The common thread in these actions is that Philadelphia’s parents, students, and teachers don’t want reform done to them. They want it done with them. They want a voice in shaping efforts to improve our schools. While the administration talks of inclusion their practice is ruthlessly top down and those who raise questions are shunted aside or exiled.
The rally at 440 demonstrates that teachers have discovered their voices and are using them in spite of the veiled and actual threats that have been employed to silence them. The largest demonstration by Philadelphia Federation of Teachers' members in years shows that the rank and file will rally to a call to stand up for themselves and their students.
The rally also marks a new level of unity between students, community advocates, and teachers. While many differences undoubtedly exist, the recognition that we must find common ground and work together is an important development in what has not always been a good relationship.
Teacher Action Group, in the course of organizing this action, morphed from a small group of activists to what portends to be a much broader formation with new reach in the city’s schools. Also important is a new relationship with the PFT leadership, which supported the action after constructive conversations with TAG leaders.

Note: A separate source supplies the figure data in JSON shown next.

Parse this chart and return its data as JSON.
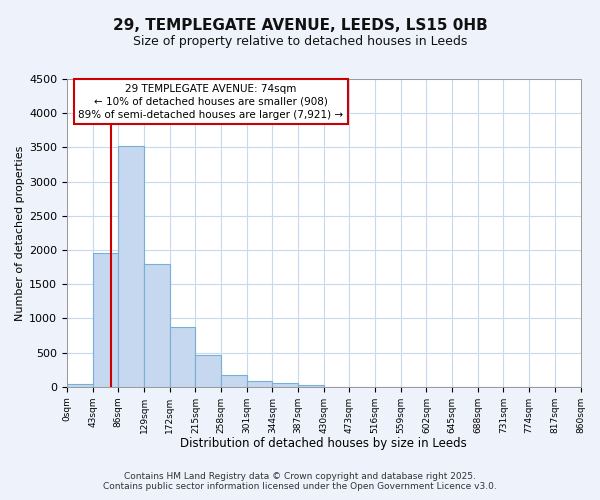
{
  "title": "29, TEMPLEGATE AVENUE, LEEDS, LS15 0HB",
  "subtitle": "Size of property relative to detached houses in Leeds",
  "xlabel": "Distribution of detached houses by size in Leeds",
  "ylabel": "Number of detached properties",
  "bar_values": [
    40,
    1950,
    3520,
    1800,
    870,
    460,
    175,
    90,
    55,
    20,
    0,
    0,
    0,
    0,
    0,
    0,
    0,
    0,
    0,
    0
  ],
  "bar_labels": [
    "0sqm",
    "43sqm",
    "86sqm",
    "129sqm",
    "172sqm",
    "215sqm",
    "258sqm",
    "301sqm",
    "344sqm",
    "387sqm",
    "430sqm",
    "473sqm",
    "516sqm",
    "559sqm",
    "602sqm",
    "645sqm",
    "688sqm",
    "731sqm",
    "774sqm",
    "817sqm",
    "860sqm"
  ],
  "bar_color": "#c5d8f0",
  "bar_edge_color": "#7aafd4",
  "vline_color": "#cc0000",
  "annotation_text_line1": "29 TEMPLEGATE AVENUE: 74sqm",
  "annotation_text_line2": "← 10% of detached houses are smaller (908)",
  "annotation_text_line3": "89% of semi-detached houses are larger (7,921) →",
  "ylim": [
    0,
    4500
  ],
  "yticks": [
    0,
    500,
    1000,
    1500,
    2000,
    2500,
    3000,
    3500,
    4000,
    4500
  ],
  "footer_line1": "Contains HM Land Registry data © Crown copyright and database right 2025.",
  "footer_line2": "Contains public sector information licensed under the Open Government Licence v3.0.",
  "bg_color": "#eef2fb",
  "plot_bg_color": "#ffffff",
  "grid_color": "#c8d8ee"
}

Meanwhile, schools will receive their budgets in March and, with a looming $500 million deficit, communities are bracing for layoffs, cutbacks in services, and increased class sizes.
This will mean that the intensifying attack on teachers and other public workers will come home. In Wisconsin, public workers face the destruction of collective bargaining on top of dramatic increases in the cost of health care and pension contributions. In Providence, Rhode Island, the whole teacher corps has been terminated with the administration planning to rehire selectively. This is an attack on seniority and teacher unionism. In Detroit, half the city’s schools have been closed and class size is expected to reach 60.
We don’t know the details of what will happen in Philly, but we do know we are not immune from these attacks. We must follow the example of our union brothers and sisters in Wisconsin and organize a broad and militant resistance.
We must stand with the rest of city’s labor movement, with the city’s poor and working class communities that will see draconian cuts in services, with our students who face a bleak future in schools that are already under funded and under staffed, and with a commonwealth that has an economy where prisons are the only sure fire growth industry.
How will we do this?
It won’t be easy because while we must unite with the administration in opposing the cuts we also must continue to press for alternatives to a school reform plan that takes the power out of the hands of stakeholders, subordinates learning to test preparation, and privatizes more and more schools.
Teacher Action Group is reaching out to parent, youth, and community groups to try to organize a forum on responses to the budget crisis. PFT is also planning a major initiative around the budget cuts next month. We need to build on the momentum of the last few weeks.
TAG is planning a meeting, tentatively scheduled for March 9 at the Youth United for Change office to talk about continuing the struggle around gaining a voice for teachers, students and parents, and opposing the stifling of dissent, the budget and other issues. The strong showing at the rally, and the outpouring of protest on the Notebook blog now must be translated into the hard work of winning a broader hearing for our cause and winning new adherents.